Either because it was a formal occasion, or because she had decided to avoid him, she was going out through the front door. He hadn’t heard her leave her room, or cross the living-room carpet, and only jumped up when she almost brought down the hatstand in the hall.
He ran, bursting in to catch her, calling, his voice teetering as the bamboo hatstand righted itself: ‘Weren’t you going to say good-bye?’ Much too loud.
She, on the other hand, spoke too softly. ‘I didn’t want to distress you by letting you see me leave for the concert.’ He couldn’t tell whether she had meant it.
She had frizzed up her hair into the shape of an urn, choked at the neck by what looked like a gold ribbon off a chocolate box. She had powdered herself almost to death; only the patches of dry rouge on the cheekbones and the unhealed scar of a mouth reminded too vividly of life. She was wearing the squirrel coat, too, the collar buttoned up to her gills. Was she straining after extra height?
Then he remembered he was carrying the bunch of violets. As on the occasion during her illness, when he had bought her one and laid it on the tray of rejected food, he was now offering the bunch of Parma violets; nor had he forgotten the pin.
Rhoda clawed at them, mumbling, and pinned them clumsily to her collar: they made her look more livid.
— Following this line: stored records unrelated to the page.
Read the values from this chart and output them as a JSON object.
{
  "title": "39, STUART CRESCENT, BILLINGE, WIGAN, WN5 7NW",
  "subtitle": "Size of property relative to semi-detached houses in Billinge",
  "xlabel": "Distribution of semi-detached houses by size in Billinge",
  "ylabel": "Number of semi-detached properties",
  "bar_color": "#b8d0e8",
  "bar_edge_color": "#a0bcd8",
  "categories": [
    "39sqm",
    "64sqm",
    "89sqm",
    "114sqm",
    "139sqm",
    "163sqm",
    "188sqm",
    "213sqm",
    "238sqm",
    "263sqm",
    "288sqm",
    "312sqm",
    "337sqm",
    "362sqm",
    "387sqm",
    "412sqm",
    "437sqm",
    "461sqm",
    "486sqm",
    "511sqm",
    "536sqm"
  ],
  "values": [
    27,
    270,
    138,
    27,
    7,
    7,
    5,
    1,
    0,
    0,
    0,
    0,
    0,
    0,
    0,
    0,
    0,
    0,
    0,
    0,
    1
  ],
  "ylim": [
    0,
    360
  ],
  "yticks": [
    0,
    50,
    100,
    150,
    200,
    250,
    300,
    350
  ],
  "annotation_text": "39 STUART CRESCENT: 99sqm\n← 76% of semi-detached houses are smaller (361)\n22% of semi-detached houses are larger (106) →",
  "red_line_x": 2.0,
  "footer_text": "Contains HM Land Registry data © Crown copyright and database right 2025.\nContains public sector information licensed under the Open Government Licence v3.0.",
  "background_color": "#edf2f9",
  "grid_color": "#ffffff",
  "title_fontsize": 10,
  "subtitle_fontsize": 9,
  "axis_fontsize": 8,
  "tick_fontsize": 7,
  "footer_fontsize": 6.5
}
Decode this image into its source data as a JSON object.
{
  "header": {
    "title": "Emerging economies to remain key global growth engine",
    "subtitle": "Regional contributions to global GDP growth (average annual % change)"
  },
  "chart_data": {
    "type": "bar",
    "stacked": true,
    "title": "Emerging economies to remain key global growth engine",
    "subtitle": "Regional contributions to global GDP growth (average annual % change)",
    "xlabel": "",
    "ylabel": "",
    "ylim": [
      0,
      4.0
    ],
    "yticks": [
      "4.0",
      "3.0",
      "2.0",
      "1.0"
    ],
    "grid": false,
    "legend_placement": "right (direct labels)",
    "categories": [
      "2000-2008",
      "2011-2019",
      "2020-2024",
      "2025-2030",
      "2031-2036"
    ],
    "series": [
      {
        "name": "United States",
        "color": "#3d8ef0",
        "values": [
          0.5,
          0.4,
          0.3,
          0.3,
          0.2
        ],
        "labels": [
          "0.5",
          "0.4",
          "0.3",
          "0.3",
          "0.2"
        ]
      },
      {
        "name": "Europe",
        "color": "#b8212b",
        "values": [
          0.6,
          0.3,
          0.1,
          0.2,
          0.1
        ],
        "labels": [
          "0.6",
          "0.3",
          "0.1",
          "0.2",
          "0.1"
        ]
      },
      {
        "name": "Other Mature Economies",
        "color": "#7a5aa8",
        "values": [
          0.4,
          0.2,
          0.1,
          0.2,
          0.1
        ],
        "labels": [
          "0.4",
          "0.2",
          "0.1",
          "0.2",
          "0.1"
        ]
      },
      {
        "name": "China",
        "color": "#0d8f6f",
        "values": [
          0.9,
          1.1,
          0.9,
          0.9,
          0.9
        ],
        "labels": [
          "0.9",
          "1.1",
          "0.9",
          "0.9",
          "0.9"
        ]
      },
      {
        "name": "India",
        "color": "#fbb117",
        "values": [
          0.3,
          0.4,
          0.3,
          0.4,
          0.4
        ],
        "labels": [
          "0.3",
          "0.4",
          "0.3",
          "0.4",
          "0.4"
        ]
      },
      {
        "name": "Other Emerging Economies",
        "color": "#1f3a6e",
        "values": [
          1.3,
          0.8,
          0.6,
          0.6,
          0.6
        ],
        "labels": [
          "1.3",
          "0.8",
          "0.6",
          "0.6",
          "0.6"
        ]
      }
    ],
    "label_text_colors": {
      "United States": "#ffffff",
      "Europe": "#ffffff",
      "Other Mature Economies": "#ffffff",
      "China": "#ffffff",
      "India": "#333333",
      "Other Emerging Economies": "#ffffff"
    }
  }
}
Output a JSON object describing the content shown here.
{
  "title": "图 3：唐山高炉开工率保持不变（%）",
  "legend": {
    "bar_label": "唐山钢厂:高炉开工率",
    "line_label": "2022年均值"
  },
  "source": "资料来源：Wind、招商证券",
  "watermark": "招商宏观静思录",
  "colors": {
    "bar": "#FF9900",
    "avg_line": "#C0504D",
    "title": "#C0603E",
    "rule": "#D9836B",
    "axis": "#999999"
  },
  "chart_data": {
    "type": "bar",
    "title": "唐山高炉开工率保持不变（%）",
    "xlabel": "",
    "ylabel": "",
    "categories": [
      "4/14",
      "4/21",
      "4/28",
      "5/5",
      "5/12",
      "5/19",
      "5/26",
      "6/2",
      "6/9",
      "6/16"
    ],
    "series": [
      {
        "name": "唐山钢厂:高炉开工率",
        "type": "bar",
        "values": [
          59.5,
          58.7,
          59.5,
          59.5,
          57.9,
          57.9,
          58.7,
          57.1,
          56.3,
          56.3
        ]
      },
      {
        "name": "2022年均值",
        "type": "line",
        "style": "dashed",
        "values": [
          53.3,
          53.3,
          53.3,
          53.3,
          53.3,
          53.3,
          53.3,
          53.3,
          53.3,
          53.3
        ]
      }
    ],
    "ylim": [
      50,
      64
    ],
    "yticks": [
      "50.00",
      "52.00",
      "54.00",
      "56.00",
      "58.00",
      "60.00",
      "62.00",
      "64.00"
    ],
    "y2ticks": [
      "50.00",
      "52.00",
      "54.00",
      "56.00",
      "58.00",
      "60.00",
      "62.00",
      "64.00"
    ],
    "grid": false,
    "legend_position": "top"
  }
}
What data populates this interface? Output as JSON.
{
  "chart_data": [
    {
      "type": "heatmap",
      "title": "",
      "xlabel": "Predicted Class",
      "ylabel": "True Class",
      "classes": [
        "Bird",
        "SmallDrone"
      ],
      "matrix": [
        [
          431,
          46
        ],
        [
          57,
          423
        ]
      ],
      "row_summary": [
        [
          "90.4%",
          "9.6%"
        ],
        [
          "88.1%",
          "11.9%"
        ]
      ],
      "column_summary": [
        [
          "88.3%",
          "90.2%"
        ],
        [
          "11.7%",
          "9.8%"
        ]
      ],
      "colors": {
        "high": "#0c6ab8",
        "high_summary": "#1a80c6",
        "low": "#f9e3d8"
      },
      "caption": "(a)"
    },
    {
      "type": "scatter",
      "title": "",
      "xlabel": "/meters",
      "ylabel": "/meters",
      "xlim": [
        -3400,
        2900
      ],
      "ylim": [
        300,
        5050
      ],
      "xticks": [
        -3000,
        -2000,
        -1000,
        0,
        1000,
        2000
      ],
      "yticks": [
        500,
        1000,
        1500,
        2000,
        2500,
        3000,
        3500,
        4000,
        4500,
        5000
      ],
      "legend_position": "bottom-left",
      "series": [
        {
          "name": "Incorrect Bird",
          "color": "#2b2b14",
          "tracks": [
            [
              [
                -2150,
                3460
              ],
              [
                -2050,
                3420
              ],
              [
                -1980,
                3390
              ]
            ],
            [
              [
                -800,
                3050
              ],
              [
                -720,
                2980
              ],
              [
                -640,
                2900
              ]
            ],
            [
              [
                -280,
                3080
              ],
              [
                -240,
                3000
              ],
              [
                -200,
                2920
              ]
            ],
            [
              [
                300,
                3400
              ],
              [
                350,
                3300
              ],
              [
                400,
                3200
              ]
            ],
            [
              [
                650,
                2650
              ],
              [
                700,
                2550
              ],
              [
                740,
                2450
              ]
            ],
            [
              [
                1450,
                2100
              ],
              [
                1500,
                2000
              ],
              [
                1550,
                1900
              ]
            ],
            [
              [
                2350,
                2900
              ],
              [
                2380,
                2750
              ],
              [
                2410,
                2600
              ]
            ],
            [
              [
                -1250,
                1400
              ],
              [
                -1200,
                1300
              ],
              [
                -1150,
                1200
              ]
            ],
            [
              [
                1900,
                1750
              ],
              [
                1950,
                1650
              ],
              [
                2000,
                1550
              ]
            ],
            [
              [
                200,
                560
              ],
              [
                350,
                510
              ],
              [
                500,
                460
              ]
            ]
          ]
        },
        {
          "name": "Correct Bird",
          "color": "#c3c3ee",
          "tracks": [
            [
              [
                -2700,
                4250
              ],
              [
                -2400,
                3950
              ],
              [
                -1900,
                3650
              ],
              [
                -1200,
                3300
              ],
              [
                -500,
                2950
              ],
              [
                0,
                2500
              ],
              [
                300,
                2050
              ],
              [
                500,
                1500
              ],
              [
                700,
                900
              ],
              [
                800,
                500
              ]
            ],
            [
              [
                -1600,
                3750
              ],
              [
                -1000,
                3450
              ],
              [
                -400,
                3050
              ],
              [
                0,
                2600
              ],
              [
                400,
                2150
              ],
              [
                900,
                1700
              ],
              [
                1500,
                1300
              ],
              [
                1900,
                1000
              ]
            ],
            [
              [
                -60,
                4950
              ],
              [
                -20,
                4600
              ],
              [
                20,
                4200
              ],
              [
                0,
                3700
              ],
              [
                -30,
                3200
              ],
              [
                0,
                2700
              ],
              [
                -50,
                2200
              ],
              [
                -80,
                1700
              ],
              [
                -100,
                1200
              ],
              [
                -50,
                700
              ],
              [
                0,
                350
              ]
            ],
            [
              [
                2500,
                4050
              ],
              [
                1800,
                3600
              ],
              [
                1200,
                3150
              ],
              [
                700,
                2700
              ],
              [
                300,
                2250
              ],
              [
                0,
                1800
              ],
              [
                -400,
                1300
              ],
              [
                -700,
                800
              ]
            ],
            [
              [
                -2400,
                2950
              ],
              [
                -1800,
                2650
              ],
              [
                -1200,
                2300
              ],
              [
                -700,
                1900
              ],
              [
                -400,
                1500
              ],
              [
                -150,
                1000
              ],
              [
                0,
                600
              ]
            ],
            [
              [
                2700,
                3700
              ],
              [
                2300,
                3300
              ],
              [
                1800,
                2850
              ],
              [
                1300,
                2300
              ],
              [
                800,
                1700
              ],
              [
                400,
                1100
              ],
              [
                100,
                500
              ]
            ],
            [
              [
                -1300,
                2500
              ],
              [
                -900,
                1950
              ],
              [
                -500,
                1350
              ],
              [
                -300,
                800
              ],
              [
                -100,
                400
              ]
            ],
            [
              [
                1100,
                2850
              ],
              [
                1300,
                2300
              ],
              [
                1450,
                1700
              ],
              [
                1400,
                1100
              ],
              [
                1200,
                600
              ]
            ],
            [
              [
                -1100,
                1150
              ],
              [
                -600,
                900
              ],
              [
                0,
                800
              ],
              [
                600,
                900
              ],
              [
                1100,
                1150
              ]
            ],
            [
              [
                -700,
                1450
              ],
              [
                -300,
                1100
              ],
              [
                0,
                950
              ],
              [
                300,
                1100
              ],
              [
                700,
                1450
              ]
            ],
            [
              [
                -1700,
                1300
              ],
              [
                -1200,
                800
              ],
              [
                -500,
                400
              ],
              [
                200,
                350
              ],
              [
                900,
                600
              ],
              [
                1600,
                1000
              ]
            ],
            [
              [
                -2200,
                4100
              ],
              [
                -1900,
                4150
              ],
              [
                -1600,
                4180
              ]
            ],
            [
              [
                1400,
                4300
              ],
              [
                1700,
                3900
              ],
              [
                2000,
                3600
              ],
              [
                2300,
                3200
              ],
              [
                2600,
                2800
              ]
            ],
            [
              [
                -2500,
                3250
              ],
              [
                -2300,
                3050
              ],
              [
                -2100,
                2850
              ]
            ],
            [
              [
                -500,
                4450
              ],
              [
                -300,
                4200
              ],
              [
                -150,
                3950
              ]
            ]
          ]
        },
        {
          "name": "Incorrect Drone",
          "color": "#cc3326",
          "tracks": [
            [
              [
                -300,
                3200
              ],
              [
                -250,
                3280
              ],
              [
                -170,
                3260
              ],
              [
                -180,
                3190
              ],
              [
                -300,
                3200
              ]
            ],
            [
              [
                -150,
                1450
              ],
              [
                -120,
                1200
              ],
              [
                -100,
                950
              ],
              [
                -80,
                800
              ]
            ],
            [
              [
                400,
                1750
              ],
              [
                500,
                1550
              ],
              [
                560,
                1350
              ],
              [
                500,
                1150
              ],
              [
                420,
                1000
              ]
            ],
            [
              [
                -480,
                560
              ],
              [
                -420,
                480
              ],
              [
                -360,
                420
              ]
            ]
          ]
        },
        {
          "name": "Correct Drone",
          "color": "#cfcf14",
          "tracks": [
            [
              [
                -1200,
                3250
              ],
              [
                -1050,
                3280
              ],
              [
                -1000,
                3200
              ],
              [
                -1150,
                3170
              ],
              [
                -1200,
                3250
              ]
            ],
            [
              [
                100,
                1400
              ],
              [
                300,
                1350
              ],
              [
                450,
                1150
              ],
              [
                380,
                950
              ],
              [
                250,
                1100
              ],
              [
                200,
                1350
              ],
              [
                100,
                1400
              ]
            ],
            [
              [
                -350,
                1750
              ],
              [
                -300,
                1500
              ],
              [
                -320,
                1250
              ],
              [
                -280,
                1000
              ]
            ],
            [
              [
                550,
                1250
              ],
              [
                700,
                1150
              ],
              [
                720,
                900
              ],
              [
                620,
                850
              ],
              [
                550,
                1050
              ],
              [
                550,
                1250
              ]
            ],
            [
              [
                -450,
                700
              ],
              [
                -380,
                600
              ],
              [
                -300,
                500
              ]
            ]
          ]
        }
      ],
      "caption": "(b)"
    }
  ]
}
She had achieved none of the height she had aspired to, and for a moment he feared that, in wanting to express herself in some way, she might be going to kiss his hand. He was almost crying for them. Whatever else they had botched in life, they might have had this child whom they both loved, and who was probably suffering somewhere in a crumpled, department-store dress, crouching over a silent keyboard.
Rhoda said: ‘You should make yourself a cup of cocoa.’

Cocoa!
I’ll be all right—listening to the wireless, in the studio. Oh God, yes! None of the coughing and the faces.’
She lowered her head and began sidling out, as though departure through the front door made this obligatory. Again their love for Kathy might have melted him if he hadn’t remembered that Kathy and Rhoda were probably conspiring to finish him off.
So he called: ‘Enjoy yourself!’ and laughed.
He thought he heard Rhoda laughing back, but the noise made by the flap on the letter-box prevented him knowing for certain.
 
That good tweed overcoat (English) which never wore out, only discoloured, had holes in the corners of the pockets through which he used to stick his thumbs. Tonight the holes tore worse; he not only felt, he could hear them tear as he raced along Chubb’s Lane, up Dolgelly, up Jones, up Lavernock Streets. Impossible at this hour to cajole a taxi anywhere inside the labyrinth.